Said Mahrnud Najrn Al-Arniri

The Birth of Al-Wahabi Movement and Its Historical Roots (2002)

The Birth of Al-Wahabi Movement and Its Historical Roots (2002) by Said Mahrnud Najrn Al-Arniri

The U.S. Department of Defense has released translations of a number of Iraqi intelligence documents dating from Saddam’s rule. One, a General Military Intelligence Directorate report from September 2002, entitled “The Emergence of Wahhabism and its Historical Roots”, shows the Iraqi government was aware of the nefarious purposes of the Wahhabis of Saudi Arabia, often known as Salafis, in serving Western interests to undermine Islam.

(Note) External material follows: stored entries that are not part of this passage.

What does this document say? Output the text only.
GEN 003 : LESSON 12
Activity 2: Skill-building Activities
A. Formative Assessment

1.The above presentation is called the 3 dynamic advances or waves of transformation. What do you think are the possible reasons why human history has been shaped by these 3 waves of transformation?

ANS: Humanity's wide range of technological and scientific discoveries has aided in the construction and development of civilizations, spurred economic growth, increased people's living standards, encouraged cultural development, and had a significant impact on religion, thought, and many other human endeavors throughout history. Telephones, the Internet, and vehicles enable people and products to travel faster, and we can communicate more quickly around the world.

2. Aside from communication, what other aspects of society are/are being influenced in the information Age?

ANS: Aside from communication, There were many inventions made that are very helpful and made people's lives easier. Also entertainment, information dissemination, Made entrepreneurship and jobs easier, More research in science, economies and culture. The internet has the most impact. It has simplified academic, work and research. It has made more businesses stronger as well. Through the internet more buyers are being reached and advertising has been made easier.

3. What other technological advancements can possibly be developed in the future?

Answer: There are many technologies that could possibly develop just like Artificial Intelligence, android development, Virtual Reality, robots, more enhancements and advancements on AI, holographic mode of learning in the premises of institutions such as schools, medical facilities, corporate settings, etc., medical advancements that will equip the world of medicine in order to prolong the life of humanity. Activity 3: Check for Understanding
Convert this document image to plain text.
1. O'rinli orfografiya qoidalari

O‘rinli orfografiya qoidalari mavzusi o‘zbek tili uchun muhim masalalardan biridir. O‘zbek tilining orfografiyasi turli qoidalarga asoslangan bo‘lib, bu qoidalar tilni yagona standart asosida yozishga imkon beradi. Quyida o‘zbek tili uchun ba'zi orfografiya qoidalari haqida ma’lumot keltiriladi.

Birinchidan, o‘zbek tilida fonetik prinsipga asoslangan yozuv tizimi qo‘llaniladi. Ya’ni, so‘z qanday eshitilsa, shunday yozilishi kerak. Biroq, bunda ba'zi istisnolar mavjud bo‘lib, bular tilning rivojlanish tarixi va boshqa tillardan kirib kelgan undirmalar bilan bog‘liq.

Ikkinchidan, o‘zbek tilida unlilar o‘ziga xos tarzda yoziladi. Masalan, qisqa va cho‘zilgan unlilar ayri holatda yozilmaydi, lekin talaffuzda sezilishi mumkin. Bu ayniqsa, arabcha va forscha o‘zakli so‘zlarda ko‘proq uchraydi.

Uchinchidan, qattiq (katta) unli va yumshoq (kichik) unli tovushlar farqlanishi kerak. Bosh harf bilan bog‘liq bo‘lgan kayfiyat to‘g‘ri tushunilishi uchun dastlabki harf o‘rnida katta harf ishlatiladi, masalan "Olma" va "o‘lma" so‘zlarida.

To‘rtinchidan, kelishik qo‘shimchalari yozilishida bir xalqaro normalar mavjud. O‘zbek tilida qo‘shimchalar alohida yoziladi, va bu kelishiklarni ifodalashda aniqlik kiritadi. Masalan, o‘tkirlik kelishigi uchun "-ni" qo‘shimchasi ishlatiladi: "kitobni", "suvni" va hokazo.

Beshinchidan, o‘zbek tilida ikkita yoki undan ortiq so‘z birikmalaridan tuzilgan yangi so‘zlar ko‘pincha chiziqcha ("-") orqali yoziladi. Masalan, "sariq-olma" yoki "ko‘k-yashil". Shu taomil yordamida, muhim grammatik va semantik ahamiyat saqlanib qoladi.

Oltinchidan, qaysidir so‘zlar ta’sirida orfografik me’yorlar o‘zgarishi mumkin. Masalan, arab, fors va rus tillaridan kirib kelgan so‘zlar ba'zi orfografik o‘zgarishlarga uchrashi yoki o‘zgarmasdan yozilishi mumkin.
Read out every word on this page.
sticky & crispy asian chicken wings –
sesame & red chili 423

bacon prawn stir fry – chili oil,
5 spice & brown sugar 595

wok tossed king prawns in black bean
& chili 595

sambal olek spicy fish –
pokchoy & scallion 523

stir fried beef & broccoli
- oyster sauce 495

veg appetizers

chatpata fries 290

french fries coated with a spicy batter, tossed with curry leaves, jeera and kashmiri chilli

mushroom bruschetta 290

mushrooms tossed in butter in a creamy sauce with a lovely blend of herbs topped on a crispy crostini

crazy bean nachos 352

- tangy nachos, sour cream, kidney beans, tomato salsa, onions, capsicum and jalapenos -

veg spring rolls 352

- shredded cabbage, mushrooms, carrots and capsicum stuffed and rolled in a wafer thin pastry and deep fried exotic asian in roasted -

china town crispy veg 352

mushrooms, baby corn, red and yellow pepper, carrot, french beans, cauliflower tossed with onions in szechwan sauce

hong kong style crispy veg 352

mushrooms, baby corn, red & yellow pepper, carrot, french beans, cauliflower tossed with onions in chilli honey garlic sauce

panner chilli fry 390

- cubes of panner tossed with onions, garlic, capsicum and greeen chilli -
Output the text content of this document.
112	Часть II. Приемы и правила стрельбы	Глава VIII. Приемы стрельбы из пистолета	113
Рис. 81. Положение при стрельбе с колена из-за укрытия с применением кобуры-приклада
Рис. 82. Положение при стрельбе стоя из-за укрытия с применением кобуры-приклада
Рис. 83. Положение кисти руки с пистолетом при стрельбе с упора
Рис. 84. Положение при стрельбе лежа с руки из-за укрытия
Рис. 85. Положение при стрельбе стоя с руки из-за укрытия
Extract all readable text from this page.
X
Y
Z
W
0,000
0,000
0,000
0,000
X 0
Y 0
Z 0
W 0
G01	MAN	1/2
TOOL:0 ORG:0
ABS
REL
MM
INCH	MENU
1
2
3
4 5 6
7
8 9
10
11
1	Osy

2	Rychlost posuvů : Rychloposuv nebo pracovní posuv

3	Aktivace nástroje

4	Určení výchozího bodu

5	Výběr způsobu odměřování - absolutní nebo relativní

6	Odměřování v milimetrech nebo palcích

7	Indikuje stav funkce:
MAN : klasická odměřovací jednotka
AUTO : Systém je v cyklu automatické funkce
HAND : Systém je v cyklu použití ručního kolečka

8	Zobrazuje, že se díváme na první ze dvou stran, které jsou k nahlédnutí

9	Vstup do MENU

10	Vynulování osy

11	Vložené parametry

In addition to that revealed in the Hempher Memoirs, the Iraqi intelligence report also makes known some surprising claims, derived from works circulated in Arabic which have not been translated into English. As the report recounts, both Abdul Wahhab, and his sponsor, ibn Saud, who founded the Saudi dynasty, were of Jewish origin.

For example, D. Mustafa Turan wrote, in The Donmeh Jews, that Muhammad ibn Abdul Wahhab was a descendant of a family of Donmeh Jews from Turkey. The Donmeh were descendants of followers of the infamous false-messiah of Judaism, Shabbetai Zevi, who shocked the Jewish world in 1666 by converting to Islam. Viewing it as a sacred mystery, Zevi's followers imitated his conversion to Islam, though secretly keeping to their Kabbalistic doctrines. In Europe, the Shabbeteans were eventually led a century later by Jacob Frank, claiming to be a reincarnation of Zevi. And, according to Rabbi Antelman in To Eliminate the Opiate, to them belonged the Rothschilds who had a hand in the founding of the Bavarian Illuminati. The Donmeh community of Turkey were concentrated in the city of Salonika, which became a hotbed of Masonic activity, and from which the Young Turk movement evolved, which aided in the collapse of the Muslim empire of the Ottoman Turks. There is evidence that Ataturk himself, the founder of the modern Turkish state, was of Donmeh origin as well.

Turan maintains that Abdul Wahhab's grandfather, Sulayman was actually Shulman, having belonged to the Jewish community of Bursa in Turkey. From there he settled in Damascus, where he feigned Islam, but was apparently expelled for practicing sorcery. He then fled to Egypt and he again faced condemnation, so made his way he to the Hijaz, where he got married and fathered Abdul Wahhab. According to the report, the same is claimed in The Donmeh Jews and the Origin of the Saudi Wahabis, Rifat Salim Kabar.